Condition 3 (Clock Task, frame condition):
In Condition 3 the same comparison is to be made in the presence of a visually
orienting rectangular frame. The ambiguity of the visual reference shall be more
influential in 0g.
In 1g conditions vertical and horizontal directions are processed more readily as
compared to oblique directions.
According to existing evidence the phenomenon referred as the Oblique Effect is
influenced by misalignment of proprioceptive and gravitational references. The task
entails matching the directions of visually presented reference lines to those of
consecutive probe lines. Enhancement of early (N1 and P1) components of the ERP
evoked by reference lines of various orientations reflect preferred processing of non-
oblique directions in the primary visual areas. Increased speed and accuracy of
responses as well as enhancement of late (P3b) components of ERP shall indicate
readiness of decision making and reacting to the preferred directions. All of these
differences are expected to be diminished in 0g as compared to pre- and post-flight
controls in 1g. Task irrelevant novel pictures are presented occasionally in place of
probe lines. These stimuli typically evoke an ERP component (P3a) originating from
and sensitive to the functionality of the prefrontal brain areas.
Diminished P3a should indicate weakened pre-frontal functioning due to various
environmental stressors, fatigue and sleep loss in spaceflight conditions.

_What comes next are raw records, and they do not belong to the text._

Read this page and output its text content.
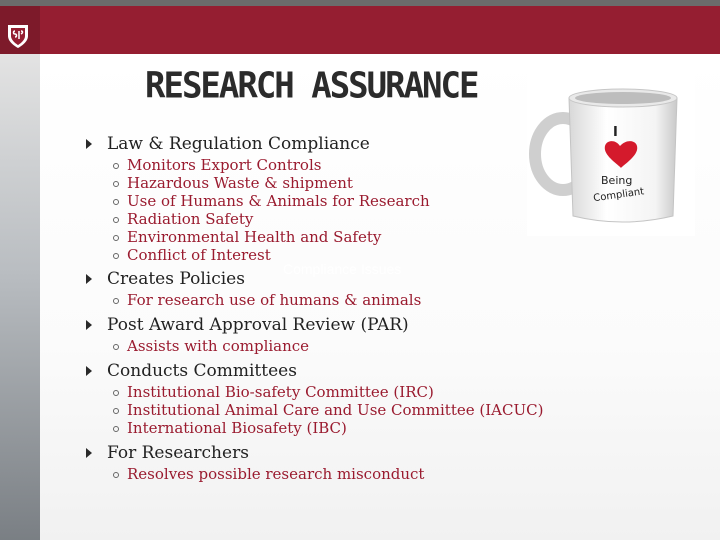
RESEARCH ASSURANCE
I
Being
Compliant
Compliance Issues
Law & Regulation Compliance
Monitors Export Controls
Hazardous Waste & shipment
Use of Humans & Animals for Research
Radiation Safety
Environmental Health and Safety
Conflict of Interest
Creates Policies
For research use of humans & animals
Post Award Approval Review (PAR)
Assists with compliance
Conducts Committees
Institutional Bio-safety Committee (IRC)
Institutional Animal Care and Use Committee (IACUC)
International Biosafety (IBC)
For Researchers
Resolves possible research misconduct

Independent ground based control studies will apply various stressors to distinct
study groups in order to investigate the differences in the patterns of changes caused
by each of these
stressors.
Task 2: Visuomotor Tracking
In the Visuomotor Tracking task astronaut subjects will observe a virtual
environment displayed on a computer screen that simulates what would be observed
when piloting a space ship. The desired heading will be indicated on the screen by
means of a moving visual target. At the beginning of each trial, target movements will
reflect random, zero-mean noise. At some moment in time, however, the target will
deviate from the nominal straight-ahead position. Subjects will be required to perform
as quickly as possible a manual adjustment to the system by pressing on a small
isometric joystick operated with the hand.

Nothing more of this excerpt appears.